Oddly enough, I have a clear vision in my mind of what constitutes pig-bitin’ ugly, and I’ve never lived on a farm.
The series looks like an interesting read. Is it still in print, or would I have to trawl eBay to find copies?
2. Jon Haehnle | April 3rd, 2007 at 12:33 am
Erin: I took the liberty of adding preview pages for Vol 1, hope you don’t mind
Kate: Midtown has Volumes 1-3 here AND it just so happens that all manga is 25% off from now til the end of April (although it must be noted that this sale is online only, not in-store)
3. Katherine Dacey-Tsuei | April 3rd, 2007 at 12:39 am
This is an evil conspiracy to get me to part with more money!!!!
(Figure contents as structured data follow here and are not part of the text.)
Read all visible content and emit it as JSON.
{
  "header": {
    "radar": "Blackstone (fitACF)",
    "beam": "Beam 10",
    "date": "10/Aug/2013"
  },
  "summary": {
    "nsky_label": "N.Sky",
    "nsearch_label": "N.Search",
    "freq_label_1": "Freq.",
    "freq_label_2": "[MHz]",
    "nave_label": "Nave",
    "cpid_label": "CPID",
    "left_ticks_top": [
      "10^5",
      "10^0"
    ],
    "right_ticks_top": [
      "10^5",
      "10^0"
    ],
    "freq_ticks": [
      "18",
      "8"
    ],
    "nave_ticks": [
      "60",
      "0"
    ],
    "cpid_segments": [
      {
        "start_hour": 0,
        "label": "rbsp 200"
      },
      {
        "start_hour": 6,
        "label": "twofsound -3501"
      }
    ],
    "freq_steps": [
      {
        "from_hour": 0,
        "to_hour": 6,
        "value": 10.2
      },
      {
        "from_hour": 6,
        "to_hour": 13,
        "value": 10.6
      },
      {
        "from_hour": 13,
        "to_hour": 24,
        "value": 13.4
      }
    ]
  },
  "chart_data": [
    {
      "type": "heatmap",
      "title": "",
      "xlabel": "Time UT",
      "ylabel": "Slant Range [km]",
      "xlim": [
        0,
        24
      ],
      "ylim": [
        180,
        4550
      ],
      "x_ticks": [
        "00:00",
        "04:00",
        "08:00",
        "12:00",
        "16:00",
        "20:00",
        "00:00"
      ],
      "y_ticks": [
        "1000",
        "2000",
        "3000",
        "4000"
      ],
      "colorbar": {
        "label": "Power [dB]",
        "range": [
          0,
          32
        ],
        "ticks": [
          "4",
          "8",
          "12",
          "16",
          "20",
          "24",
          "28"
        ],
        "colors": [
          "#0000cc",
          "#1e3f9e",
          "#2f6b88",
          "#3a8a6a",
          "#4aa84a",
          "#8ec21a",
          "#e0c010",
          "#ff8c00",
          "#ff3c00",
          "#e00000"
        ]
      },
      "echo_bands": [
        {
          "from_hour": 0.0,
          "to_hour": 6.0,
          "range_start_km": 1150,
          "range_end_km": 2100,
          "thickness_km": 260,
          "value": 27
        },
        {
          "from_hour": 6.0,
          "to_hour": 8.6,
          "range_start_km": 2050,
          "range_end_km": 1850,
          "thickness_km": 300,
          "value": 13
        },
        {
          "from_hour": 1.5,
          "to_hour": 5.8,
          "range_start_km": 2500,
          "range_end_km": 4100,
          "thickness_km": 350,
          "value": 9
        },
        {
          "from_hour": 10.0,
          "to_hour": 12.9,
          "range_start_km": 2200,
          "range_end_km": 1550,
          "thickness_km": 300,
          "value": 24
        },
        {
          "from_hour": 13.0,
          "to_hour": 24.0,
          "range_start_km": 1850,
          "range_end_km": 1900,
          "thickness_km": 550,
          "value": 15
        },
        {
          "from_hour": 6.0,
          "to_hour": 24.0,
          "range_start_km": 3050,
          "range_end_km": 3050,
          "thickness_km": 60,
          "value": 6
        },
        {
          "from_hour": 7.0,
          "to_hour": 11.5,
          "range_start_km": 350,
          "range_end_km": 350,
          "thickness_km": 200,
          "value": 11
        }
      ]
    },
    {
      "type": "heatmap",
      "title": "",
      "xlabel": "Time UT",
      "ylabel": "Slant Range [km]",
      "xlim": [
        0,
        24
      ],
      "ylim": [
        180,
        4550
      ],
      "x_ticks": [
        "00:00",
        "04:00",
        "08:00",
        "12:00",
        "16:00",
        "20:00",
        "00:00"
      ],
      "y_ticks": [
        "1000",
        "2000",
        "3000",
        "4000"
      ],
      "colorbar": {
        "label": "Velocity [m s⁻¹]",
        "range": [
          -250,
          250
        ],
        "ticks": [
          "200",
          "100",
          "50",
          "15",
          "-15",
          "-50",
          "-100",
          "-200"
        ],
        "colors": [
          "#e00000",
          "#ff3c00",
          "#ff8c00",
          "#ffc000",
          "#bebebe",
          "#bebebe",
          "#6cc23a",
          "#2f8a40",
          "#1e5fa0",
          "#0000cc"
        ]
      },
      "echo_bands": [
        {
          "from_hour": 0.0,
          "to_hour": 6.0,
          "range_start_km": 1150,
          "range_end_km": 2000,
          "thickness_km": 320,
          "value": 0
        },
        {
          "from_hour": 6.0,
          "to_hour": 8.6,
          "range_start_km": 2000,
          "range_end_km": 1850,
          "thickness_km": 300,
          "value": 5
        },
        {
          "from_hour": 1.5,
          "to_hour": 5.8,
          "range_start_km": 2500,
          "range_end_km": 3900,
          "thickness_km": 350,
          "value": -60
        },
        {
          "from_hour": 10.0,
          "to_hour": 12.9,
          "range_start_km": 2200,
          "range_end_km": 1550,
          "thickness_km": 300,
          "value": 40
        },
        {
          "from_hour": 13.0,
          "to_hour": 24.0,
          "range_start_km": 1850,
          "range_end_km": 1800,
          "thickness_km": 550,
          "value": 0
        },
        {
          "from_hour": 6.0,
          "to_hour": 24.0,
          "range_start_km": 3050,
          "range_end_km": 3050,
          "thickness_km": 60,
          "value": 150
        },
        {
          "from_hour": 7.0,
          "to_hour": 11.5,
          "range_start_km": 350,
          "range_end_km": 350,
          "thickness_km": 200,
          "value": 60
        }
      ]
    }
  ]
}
4. John Jakala | April 3rd, 2007 at 11:12 am
Oh, man, do I miss Club 9! I can see how others might find Kobayashi’s heavily-caricatured art off-putting, but I loved it. It was so comically expressive — perfect for the blend of comedy and drama Kobayashi was going for. I’d like to see the conclusion collected so much that I promise I wouldn’t even complain about paying for the earlier material a second (really, third) time if Dark Horse put out a single omnibus collecting the entire storyline.
I also love his What’s Michael? and would recommend it but the collections are so slim. I’d love it if Dark Horse would put out a thick omnibus of that series as well.
5. qshoe1989 | April 7th, 2007 at 12:33 pm
Two omnibuses of Kobayashi’s work…. Drool….
6. Olivia | June 9th, 2007 at 3:20 pm
I feel your pain. I tried writing DH to see if they were ever going to release the rest of the series, since I desperately wanted to know how the manga ended. They gave me a similar response, but with more BS. Shoot, I’d be willing to pay 2-3 times the price if they just printed the rest of the series on an “on-demand” basis. As it is now, I have to purchase the last SMB magazine Club 9 was in to see how it ended. I’d collect all of them to read the rest of the plot, but they take up too much space & with how much the older magazines are selling for now, it’s not worth it. :( Maybe I can bribe some scanlation group into translating it for me.
7. Dolphin69 | March 21st, 2008 at 2:06 pm
I personally feel that the art is refreshing, many manga nowdays look so much alike. It is also very well written.